Читать книгу Всё течёт. Малая проза - Светлана Грачёва - Страница 3

Рассказ баловня судьбы
Рассказ

Оглавление

1

– Я никуда не поеду! Я привык к ребятам своего класса… И вообще я люблю наш город, а вы его не любите!.. Вы никого не любите, только себя! – с жаром выкрикивал я, особо выделяя голосом «не любите».

Сердце моё учащённо билось, заставляя дрожать руки и подбородок. Я быстро ходил по залу, нервно подтягивая свои новенькие джинсы, которые сидели на мне безукоризненно, резко хватаясь за голову и лихорадочно запуская в волосы тонкие мальчишеские пальцы.

Родители тихо сидели на диване. Мать, обмякнув всем телом, опустив голову, смотрела в пол и только изредка, не поднимая головы, исподлобья, поглядывала то на меня, неистово шагавшего по комнате, то на отца. Весь её вид молил: «Вы оба, не рубите с плеча».

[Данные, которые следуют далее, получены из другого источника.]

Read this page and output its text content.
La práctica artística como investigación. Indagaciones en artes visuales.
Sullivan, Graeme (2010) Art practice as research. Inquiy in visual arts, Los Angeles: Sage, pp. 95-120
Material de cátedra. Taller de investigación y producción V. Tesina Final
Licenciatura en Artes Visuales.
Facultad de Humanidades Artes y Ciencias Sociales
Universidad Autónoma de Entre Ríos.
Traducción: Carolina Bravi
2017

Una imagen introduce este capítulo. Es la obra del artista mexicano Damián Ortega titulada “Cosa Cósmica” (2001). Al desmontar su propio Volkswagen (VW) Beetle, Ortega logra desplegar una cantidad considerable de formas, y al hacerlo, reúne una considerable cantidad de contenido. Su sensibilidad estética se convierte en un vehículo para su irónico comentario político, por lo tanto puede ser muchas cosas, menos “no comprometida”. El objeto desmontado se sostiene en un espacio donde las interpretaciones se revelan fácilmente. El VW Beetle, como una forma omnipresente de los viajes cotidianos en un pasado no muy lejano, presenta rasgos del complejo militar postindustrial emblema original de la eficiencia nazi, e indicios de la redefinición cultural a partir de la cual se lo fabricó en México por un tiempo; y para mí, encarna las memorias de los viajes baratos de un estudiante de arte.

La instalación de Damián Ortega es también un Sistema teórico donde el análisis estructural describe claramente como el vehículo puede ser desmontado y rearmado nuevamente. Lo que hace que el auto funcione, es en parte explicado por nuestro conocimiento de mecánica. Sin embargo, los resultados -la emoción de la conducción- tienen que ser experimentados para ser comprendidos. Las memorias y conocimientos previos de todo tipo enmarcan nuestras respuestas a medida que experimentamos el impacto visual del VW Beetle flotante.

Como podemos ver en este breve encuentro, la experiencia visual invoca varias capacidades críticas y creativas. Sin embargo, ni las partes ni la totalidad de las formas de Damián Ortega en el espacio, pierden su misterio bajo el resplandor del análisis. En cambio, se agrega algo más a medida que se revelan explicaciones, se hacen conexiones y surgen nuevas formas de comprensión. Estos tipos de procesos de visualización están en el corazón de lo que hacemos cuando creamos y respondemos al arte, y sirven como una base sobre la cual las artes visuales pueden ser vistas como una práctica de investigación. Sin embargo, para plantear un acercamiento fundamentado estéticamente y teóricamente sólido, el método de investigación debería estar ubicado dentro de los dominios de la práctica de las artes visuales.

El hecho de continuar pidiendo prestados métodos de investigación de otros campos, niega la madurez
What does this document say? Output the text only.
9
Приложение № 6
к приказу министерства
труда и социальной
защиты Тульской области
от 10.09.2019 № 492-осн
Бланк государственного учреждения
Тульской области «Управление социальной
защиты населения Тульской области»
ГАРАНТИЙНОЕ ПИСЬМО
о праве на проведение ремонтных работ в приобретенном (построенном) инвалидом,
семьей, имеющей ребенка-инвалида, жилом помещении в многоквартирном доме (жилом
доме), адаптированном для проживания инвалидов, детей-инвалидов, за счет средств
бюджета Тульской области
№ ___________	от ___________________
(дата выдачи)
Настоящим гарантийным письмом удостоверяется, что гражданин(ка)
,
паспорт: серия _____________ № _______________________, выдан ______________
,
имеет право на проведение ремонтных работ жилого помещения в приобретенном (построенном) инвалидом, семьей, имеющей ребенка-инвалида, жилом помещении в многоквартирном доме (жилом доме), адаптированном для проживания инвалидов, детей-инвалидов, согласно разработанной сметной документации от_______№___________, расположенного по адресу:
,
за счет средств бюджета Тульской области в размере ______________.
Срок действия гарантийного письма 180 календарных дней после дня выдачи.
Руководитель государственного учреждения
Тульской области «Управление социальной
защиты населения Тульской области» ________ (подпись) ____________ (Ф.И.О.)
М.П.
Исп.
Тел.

– Мы вернёмся к этой теме разговора в другой раз, – стараясь держать себя в руках, спокойно произнёс отец.

– Никогда, никогда я не буду говорить с тобой… – выкрикнул я. – И с тобой тоже, – кивнул в сторону молчавшей матери, и предательская слеза покатилась по щеке. Я небрежно смахнул её с лица, злясь на себя, что не смог в полной мере показать мужской характер.

Этим парнишкой был я, Андрей Данилов, ученик седьмого класса районного города И.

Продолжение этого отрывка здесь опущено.